The most popular wall treatment, next to plain paint, is wallpaper. It's an option that includes a great realm of selection, so planning plays a huge role in selecting the type finish best suited for the room.
It also allows great use of creativity.Take grass cloth, for instance. It can be hung in strips in the normal vertical manner. But there's always the option of hanging the strips horizontally.
The seams on grass paper are almost always very visible due to the nature of the paper. Rather than seeing a seam every 25 to 36 inches across the wall (width of paper), the horizontal installation will reveal only three or four seams across the room, depending on the height of the wall. And if the grass paper is being hung from a chair rail down, there could be no seam at all. How nice.
When choosing any wallpaper, think ahead as to what else will be applied to the wall. If artwork is to be displayed, keep the paper pattern subtle. If the paper itself is the art, be sure it coordinates with, rather than dominates, the remainder of the room.

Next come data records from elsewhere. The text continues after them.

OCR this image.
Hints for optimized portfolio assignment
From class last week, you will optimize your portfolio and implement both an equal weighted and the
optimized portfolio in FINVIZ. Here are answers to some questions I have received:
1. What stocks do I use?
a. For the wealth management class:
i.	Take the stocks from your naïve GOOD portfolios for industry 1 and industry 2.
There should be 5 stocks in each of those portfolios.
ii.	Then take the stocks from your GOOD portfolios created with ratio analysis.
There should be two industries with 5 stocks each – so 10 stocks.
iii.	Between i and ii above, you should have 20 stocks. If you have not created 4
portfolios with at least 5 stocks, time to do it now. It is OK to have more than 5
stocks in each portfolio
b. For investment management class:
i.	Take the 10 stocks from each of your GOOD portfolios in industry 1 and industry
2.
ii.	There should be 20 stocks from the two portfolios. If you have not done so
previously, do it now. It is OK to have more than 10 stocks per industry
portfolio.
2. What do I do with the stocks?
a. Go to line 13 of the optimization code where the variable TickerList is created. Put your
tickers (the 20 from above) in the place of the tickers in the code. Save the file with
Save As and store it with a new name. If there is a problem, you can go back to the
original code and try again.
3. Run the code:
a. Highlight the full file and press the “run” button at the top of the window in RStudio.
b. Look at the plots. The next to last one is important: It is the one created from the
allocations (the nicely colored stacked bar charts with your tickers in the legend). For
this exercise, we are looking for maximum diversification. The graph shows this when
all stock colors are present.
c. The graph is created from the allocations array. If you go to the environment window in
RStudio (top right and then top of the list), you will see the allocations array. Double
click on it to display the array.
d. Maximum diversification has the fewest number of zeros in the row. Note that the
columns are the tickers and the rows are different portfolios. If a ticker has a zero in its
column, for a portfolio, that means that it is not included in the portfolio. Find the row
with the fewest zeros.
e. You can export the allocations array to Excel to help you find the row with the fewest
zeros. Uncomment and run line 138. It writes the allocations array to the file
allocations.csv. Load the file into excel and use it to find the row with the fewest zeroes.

There are times when a wall itself is purposely made to be the focal point in the room. In such a case the wallpaper can dominate, but be sure you're doing that on purpose, and not just because you loved the paper in the sample book and failed to understand how distracting it could be when plastered all over that big wall.
Fabric is another great way to decorate a wall. Instead of a headboard on the bed, consider "upholstering" the wall. A thin padding is glued to the wall, then the fabric is glued to that padding and stapled all around the edges. Either a welting or wood frame is then applied to cover the staples to give a finished look.
Paper or fabric borders can be used to add architectural appeal to any room. Here again, creativity plays an important part. The border can be applied at just about any level in the room; where the wall meets the ceiling, where the wall meets the floor, at chair-rail level, two-thirds of the way up the wall, around doors and around windows, as pictures frames, as vertical strips around the room, and even on the ceiling.
If you have the patience (or better still, know of someone who does), stenciling is always a good possibility. Stenciling helps recreate the quaint motifs of yesteryear, and there are many contemporary stencils now as well. Stencils, like borders, can go anywhere.
Faux paint finishes were popular hundreds of years ago and are certainly in vogue once again. There's the leather look, the marbleized look, the stone finish and, of course, any creative idea the mind can conceive.
But conceiving it is one thing, and finding the talent and experience to do it is quite another. Be sure to have the painter make up a sample before you approve the project.